Column 2005-9-11 Commentary
First, an administrative note: now that I'm a graduate student, my time has many more demands on it than before, and the recent trend in which my posts become shorter, more erratic, and, I fear, worse is likely to continue. Hopefully all five of my readers will be able to bear up under this crushing blow.
Brooks's latest column demonstrates conclusively that he has gotten over the devastation of Hurrican Katrina. How can one tell? Simple: he is back to spouting Republican talking points, in this case the claim that the failure of the Bush administration to deal effectively with the aftermath of Katrina is not their fault, but instead is due to the fact that government simply can't deal with something like Katrina. The government had a great plan, he says -- well, actually, he spends the first half of the column making fun of the bureaucratic nature of the plan, which makes his sudden approval of it rather surprising -- but government being government, all tangled up in bureaucracy and whatnot, it simply can't implement the plan effectively. This piece of propaganda would be more believable were it not that the implementation of the plan was so obviously screwed up that only a Brooks could believe that it could not have been done better. When the government leaders who are supposed to be in charge of the emergency response are getting information on the situation from the journalists who are interviewing them, it's hard to simply shrug one's shoulders and blame bureacratic inefficency. When the head of Homeland Security doesn't seem to know what he's supposed to do to set the implementation of the plan in motion (or possibly even understand the mechanism under which he acquires the power to do so), one starts to wonder whether, even if government can never be perfect, it can at least be better than this. (In the interests of balance, it must be noted that Tom Delay believes that government is currently running at peak efficiency. Which side of the argument this supports is left to the reader to determine.) When it becomes clear that the top staff of the agency which is intended to deal with situations such as this one was made up almost entirely of political appointees whose qualifications tended to have to do with managing political campaigns rather than natural disasters, and that its head appears to have achieved his position by dint of being the college roommate of the previous agency head, who achieved his position because he was a close associate of the president, one really starts to question whether bureaucracy is entirely at fault here.

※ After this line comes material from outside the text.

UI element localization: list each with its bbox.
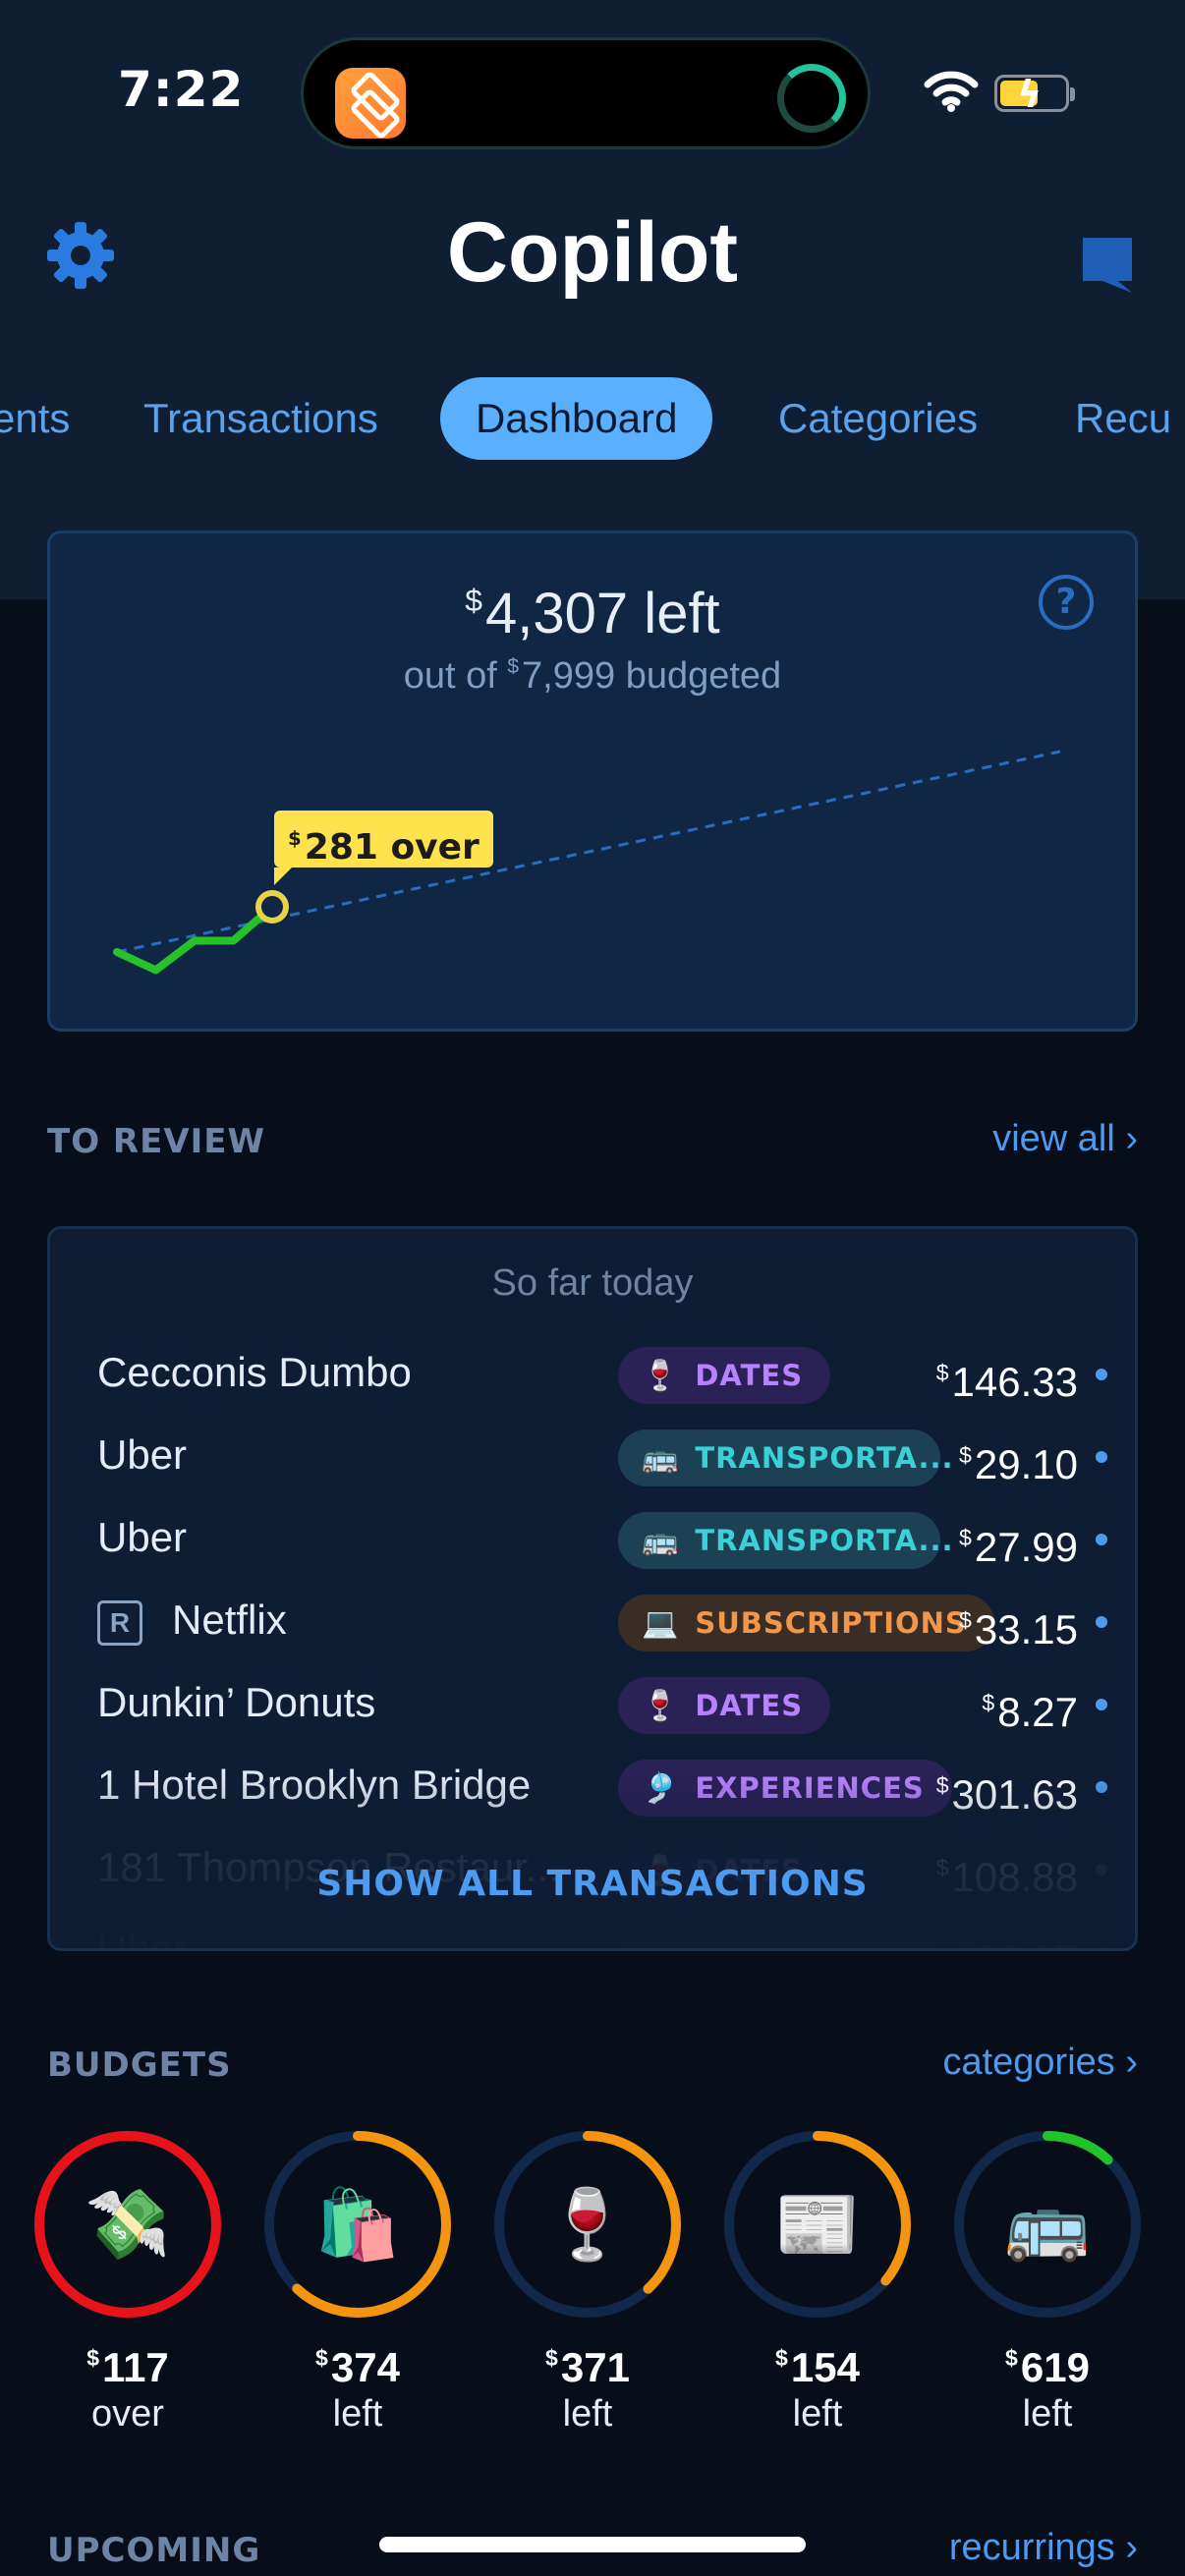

Leaving these questions aside, though, this is a deeply pessimistic theory of government, and one that furthermore seems to be entirely at variance with Bush's, and hence Brooks's, ideas. After all, Bush has run on his ability to do big things with government, most notably keep Americans safe from terrorists. If government is unable to deal with a hurricane, it presumably can't do anything about a terrorist attack. And as for spreading democracy in the Middle East in order to defeat terrorism? If Brooks doesn't believe that it is possible for the American government to coordinate a relief effort to a relatively small area of the United States in a timely fashion, how can he, in good conscience, support a plan to reshape the political landscape of a large, volatile area of the world? Obviously, government would be bound to screw it up. Of course, a Brooksian government would be unable to do anything, except maybe pass tax cuts. Which makes it a perfect government to some movement conservatives, but most people believe government can do more. Even the Dobsons of the world think that government can effectively regulate morality, if nothing else. The fact that Brooks has been reduced to blaming the system for Republican failures -- once again proving that personal responsibility is only for the poor and non-white -- shows just how afraid Republicans are of this latest proof that they are incapable of governing effectively. "You might as well elect me, nobody else will do better anyway" is a slogan that may deter blame in the short run but is hardly likely to inspire confidence in the public.

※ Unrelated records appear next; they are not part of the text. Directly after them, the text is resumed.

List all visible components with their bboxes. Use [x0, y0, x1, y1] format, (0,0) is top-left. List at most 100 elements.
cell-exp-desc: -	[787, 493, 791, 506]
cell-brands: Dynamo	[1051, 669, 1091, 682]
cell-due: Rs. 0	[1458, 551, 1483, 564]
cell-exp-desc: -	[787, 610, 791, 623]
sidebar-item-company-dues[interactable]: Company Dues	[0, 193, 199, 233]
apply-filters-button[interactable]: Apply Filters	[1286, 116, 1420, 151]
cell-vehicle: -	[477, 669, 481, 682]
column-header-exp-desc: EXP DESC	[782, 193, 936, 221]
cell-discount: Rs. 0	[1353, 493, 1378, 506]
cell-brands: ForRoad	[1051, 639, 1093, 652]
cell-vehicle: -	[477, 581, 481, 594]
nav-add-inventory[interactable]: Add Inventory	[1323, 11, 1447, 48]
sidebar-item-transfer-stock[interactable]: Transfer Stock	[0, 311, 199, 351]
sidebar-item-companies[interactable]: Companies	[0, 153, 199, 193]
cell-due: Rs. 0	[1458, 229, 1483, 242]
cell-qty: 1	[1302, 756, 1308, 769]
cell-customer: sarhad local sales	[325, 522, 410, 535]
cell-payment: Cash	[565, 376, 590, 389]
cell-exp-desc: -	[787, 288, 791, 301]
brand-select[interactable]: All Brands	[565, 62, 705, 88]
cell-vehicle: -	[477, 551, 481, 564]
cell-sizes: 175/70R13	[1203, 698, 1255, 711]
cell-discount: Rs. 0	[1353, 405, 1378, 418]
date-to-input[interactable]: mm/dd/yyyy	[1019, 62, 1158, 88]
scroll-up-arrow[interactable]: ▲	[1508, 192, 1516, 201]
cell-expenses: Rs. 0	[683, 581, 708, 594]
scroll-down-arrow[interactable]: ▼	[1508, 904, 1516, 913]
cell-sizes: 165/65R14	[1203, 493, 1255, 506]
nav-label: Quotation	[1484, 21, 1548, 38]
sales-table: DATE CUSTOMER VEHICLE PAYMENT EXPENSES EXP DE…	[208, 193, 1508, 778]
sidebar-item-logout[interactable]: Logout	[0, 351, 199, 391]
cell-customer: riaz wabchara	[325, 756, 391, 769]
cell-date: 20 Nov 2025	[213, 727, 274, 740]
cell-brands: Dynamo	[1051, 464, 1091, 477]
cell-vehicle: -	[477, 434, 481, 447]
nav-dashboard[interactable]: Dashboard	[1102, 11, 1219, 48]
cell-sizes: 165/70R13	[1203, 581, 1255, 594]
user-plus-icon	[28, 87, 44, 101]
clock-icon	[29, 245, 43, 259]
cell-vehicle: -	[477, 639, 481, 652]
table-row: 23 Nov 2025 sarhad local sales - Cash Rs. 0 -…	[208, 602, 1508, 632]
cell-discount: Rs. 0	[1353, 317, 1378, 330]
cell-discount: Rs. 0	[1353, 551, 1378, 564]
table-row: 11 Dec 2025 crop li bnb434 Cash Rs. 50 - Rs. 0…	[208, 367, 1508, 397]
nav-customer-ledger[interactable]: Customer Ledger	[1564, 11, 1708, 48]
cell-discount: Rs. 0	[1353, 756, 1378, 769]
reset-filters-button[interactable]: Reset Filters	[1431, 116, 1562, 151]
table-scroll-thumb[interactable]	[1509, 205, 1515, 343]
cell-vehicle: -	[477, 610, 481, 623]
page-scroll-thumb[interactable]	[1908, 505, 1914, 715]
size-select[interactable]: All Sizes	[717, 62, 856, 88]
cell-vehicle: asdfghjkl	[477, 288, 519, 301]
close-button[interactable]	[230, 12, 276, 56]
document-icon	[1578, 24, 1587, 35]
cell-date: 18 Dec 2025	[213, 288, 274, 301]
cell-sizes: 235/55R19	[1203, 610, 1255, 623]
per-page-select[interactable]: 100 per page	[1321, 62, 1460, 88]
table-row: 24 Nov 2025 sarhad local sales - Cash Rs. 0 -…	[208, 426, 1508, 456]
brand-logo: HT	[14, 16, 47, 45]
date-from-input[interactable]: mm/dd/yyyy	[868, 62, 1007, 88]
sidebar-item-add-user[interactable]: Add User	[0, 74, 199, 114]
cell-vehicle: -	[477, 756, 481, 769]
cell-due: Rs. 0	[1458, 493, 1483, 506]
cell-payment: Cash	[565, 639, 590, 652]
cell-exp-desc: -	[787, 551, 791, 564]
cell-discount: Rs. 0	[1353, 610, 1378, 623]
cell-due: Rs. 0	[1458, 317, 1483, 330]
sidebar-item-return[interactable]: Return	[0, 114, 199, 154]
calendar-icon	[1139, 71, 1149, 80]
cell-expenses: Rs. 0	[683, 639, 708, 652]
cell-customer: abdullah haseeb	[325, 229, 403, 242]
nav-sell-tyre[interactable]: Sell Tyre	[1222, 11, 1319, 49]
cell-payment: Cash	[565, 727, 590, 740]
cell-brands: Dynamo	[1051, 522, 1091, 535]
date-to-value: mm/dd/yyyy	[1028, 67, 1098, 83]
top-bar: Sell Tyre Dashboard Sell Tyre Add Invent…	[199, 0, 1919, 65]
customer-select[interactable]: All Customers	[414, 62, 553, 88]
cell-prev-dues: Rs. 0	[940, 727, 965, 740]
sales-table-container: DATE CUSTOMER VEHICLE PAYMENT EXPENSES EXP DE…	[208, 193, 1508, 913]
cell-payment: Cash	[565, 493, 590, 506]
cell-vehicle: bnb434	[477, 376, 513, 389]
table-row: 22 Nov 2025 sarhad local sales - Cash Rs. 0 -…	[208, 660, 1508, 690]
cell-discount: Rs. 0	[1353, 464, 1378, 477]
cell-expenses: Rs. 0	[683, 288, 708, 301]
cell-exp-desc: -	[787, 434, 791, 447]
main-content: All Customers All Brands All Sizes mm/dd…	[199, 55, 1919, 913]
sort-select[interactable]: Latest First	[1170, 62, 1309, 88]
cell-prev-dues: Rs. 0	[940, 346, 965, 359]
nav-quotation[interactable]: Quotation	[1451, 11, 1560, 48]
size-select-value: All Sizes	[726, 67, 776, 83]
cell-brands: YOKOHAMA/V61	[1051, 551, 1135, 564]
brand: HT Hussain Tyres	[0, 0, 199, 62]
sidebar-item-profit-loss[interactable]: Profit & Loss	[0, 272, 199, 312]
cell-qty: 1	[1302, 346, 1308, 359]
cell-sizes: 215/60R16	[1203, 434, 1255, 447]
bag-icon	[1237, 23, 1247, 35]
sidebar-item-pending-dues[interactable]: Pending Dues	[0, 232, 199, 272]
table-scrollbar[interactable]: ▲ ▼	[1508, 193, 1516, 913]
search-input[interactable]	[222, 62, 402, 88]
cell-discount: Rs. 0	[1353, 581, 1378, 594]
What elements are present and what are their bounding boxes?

But it is also worth noting that many movement conservatives truly believe Brooks's thesis -- for instance, everybody has heard Grover Norquists's quote about wanting to shrink government to the size where he could drown it in the bathtub -- and that this belief in the inherent inability of government to do anything is at least partly responsible for the complete incompetence the Bush administration has demonstrated. When people who believe that government can do nothing come into power, their convictions become self-fulfilling. FEMA will never be able to really deal with a big disaster anyway, so why not fill its top ranks with political operatives? The government would only waste this tax money: why not funnel it to major contributors? And when something big goes wrong, well, of course it did: after all, this is the government we're talking about here. Unfortunately for the movement conservatives, most Americans aren't going to simply accept that due to government shortcomings that nobody will ever be able to overcome, there will be nobody to help them for days in the aftermath of a major disaster. It is, hopefully, finally becoming apparent that when you vote for people who don't believe that the government can (or, for that matter, should) help you, you don't get helped. In the face of this fact, Brooks's claim that nobody can help you anyway is unlikely to be popular, especially when it's so obviously wrong. In this way, this column is actually quite encouraging: when the excuses are so poor, the excuse-makers are obviously in trouble.